Lee Hye Won, Lee Hyuk, Chung Hyunsoo, Park Jun Chul, Shin Sung Kwan, Lee Sang Kil, Lee Young Chan, Hong Jung Hwa, Kim Dong Wook
Department of Internal Medicine, Yonsei University College of Medicine, 50 Yonsei-ro, Seodaemun-gu, Seoul, 120-752, Korea.
Surg Endosc. 2014 Aug;28(8):2334-41. doi: 10.1007/s00464-014-3463-4. Epub 2014 Feb 26.
Endoscopic submucosal dissection (ESD) is the gold standard technique for en bloc resection of large superficial tumors in the upper and lower gastrointestinal tract. Little is known about the management of epigastric pain after ESD of gastric neoplasms. This study investigated the utility and safety of single-dose, perioperative, intravenous dexamethasone for epigastric pain relief following ESD.

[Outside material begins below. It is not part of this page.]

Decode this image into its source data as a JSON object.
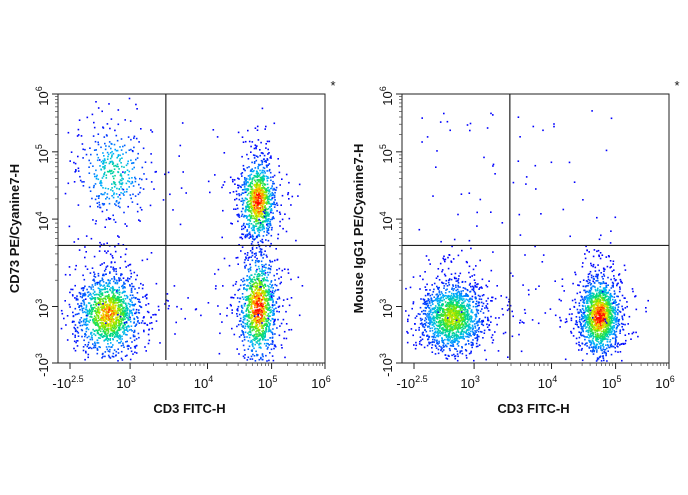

The efficacy of intravenous dexamethasone 0.15 mg/kg (DEXA group) compared with saline-only placebo (placebo) for epigastric pain after ESD of early gastric neoplasms was assessed in a double-blinded, placebo-controlled trial. Patients completed a questionnaire about present pain intensity (PPI) and short-form McGill pain (SF-MP) categories for immediate and 6-, 12-, and 24-h postoperative periods. The primary outcome variable was PPI at 6 h following ESD. Secondary outcome variables included pain medication, SF-MP scores, complications, second-look endoscopic findings, and length of stay.
A total of 36 patients participated in the study. The mean 6-h PPI value was lower (p < 0.001) in the DEXA group (1.61 ± 0.21) than in the placebo group (2.66 ± 0.19). The total 6-h SF-MP score, especially the sensory domain, was higher (p = 0.054) in the placebo group (11.56 ± 0.75) than in the DEXA group (8.89 ± 0.75). Tramadol for epigastric pain relief was more frequent (p = 0.026) in the placebo group (44.4%) than in the DEXA group (11.1%). No differences were noted between groups in length of stay or complications, including acute or delayed bleeding. The distribution of artificial ulcer patterns at 48-h post-ESD as determined by second-look endoscopy was similar in both groups.
Single-dose perioperative intravenous dexamethasone after ESD effectively relieved epigastric pain 6 h postoperatively.
内镜黏膜下剥离术(ESD)是上、下消化道大型浅表肿瘤整块切除的金标准技术。关于胃肿瘤ESD术后上腹部疼痛的处理知之甚少。本研究探讨了围手术期单剂量静脉注射地塞米松缓解ESD术后上腹部疼痛的有效性和安全性。
在一项双盲、安慰剂对照试验中,评估了0.15 mg/kg静脉注射地塞米松(DEXA组)与仅用生理盐水安慰剂(安慰剂组)对早期胃肿瘤ESD术后上腹部疼痛的疗效。患者完成了一份关于即时、术后6小时、12小时和24小时的当前疼痛强度(PPI)和简短麦吉尔疼痛(SF-MP)分类的问卷。主要结局变量是ESD术后6小时的PPI。次要结局变量包括止痛药物、SF-MP评分、并发症、二次内镜检查结果和住院时间。
共有36例患者参与研究。DEXA组(1.61±0.21)的平均6小时PPI值低于安慰剂组(2.66±0.19)(p<0.001)。安慰剂组(11.56±0.75)的6小时总SF-MP评分,尤其是感觉域评分高于DEXA组(8.89±0.75)(p=0.054)。安慰剂组(44.4%)使用曲马多缓解上腹部疼痛的频率高于DEXA组(11.1%)(p=0.026)。两组在住院时间或并发症(包括急性或延迟出血)方面无差异。二次内镜检查确定的ESD术后48小时人工溃疡模式分布在两组中相似。
ESD术后围手术期单剂量静脉注射地塞米松可有效缓解术后6小时的上腹部疼痛。